Problem statement¶
Conventional archive formats optimize for intact containers. They are good at packaging, transport, and extraction when metadata remains authoritative. They are much less good at the awkward middle state where metadata has become damaged but a meaningful subset of payload still survives.
That gap matters. Real archives are truncated, partially overwritten, inconsistently mirrored, or only partially copied. In those cases a tool faces a choice: fail hard because the container is no longer coherent, or attempt hopeful reconstruction that risks blurring the line between evidence and inference.

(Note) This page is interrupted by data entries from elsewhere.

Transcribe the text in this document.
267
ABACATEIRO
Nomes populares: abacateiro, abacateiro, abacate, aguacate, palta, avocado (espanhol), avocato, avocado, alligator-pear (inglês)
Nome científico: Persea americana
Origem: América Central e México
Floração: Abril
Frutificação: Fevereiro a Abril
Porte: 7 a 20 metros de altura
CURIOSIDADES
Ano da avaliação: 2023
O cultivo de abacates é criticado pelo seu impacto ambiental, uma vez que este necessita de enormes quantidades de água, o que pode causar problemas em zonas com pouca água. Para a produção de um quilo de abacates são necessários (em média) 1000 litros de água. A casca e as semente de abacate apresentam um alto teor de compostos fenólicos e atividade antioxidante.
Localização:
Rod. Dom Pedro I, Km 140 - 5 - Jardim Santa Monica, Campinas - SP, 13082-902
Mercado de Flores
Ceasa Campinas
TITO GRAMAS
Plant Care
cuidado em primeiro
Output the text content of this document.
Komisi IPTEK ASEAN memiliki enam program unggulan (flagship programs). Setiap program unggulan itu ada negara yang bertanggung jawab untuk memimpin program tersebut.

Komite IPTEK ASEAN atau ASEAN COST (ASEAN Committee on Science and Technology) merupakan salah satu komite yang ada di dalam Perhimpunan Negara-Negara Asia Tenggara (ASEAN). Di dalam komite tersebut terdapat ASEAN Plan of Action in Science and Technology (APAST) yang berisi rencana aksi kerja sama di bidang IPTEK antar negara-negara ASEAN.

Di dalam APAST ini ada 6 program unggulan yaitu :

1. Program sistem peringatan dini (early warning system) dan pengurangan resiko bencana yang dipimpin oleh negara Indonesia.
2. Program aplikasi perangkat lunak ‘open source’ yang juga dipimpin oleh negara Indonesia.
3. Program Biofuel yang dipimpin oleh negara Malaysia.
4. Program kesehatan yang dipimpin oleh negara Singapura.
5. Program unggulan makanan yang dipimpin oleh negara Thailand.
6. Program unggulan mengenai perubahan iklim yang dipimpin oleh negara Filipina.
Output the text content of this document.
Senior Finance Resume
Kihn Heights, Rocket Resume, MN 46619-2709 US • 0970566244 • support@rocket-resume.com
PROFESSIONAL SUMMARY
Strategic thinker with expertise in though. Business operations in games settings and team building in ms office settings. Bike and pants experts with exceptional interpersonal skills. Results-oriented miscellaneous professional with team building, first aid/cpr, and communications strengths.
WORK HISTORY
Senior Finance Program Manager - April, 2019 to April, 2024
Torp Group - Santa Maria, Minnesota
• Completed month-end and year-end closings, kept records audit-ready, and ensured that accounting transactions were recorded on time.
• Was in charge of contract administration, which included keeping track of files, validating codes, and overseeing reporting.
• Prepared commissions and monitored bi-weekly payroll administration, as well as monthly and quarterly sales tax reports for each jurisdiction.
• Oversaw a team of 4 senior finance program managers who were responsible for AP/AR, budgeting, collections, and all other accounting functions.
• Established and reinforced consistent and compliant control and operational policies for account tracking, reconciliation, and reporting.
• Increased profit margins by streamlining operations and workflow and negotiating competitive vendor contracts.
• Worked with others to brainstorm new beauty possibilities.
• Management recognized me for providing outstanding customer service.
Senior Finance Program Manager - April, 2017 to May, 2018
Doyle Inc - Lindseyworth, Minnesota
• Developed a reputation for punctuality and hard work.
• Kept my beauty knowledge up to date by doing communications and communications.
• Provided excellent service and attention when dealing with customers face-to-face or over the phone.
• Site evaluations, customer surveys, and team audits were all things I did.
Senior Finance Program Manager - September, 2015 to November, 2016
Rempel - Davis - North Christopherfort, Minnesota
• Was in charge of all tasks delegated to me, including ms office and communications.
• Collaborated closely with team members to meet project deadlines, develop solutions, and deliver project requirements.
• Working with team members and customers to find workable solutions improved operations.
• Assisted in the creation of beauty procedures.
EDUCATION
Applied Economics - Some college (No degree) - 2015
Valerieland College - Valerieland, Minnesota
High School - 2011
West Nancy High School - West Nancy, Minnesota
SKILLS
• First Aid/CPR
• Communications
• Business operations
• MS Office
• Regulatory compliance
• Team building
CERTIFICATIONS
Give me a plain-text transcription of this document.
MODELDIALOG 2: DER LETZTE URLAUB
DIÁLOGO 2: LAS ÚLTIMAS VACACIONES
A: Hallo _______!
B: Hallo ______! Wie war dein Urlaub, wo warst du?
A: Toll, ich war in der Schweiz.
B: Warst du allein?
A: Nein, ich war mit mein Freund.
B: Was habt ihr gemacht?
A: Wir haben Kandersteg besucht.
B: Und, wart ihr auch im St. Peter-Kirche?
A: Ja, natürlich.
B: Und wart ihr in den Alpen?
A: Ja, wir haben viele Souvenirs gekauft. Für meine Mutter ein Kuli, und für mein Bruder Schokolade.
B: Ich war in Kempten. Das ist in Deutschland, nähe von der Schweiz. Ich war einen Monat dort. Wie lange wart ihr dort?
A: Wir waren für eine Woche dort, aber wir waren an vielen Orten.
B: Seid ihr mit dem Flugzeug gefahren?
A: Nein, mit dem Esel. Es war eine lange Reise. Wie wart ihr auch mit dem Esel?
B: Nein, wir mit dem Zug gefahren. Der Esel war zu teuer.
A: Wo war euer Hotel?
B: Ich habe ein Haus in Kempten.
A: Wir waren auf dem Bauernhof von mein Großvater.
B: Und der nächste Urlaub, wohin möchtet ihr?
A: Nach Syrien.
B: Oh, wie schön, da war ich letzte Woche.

crushr rejects both extremes. Its design goal is not to recover everything, and it is not to refuse everything. Its goal is to recover exactly what can still be proven and to classify the result in a way that is operationally honest.
Design requirements¶
| Requirement | Meaning |
|---|---|
| Structural truth must survive locally | Surviving payload should still be identifiable without depending on a single global map. |
| Naming must be separable from payload identity | File names are valuable, but loss of naming metadata must not erase structurally verified data. |
| Recovery must fail closed | The tool must never invent names, extent ordering, or metadata when proof is unavailable. |
| Evaluation must be repeatable | Architectural decisions must be justified through deterministic corruption experiments. |
Everything else is downstream of these requirements. Once those four constraints are accepted, the current architecture follows naturally: payload-adjacent identity, mirrored naming dictionaries, and deterministic recovery classes.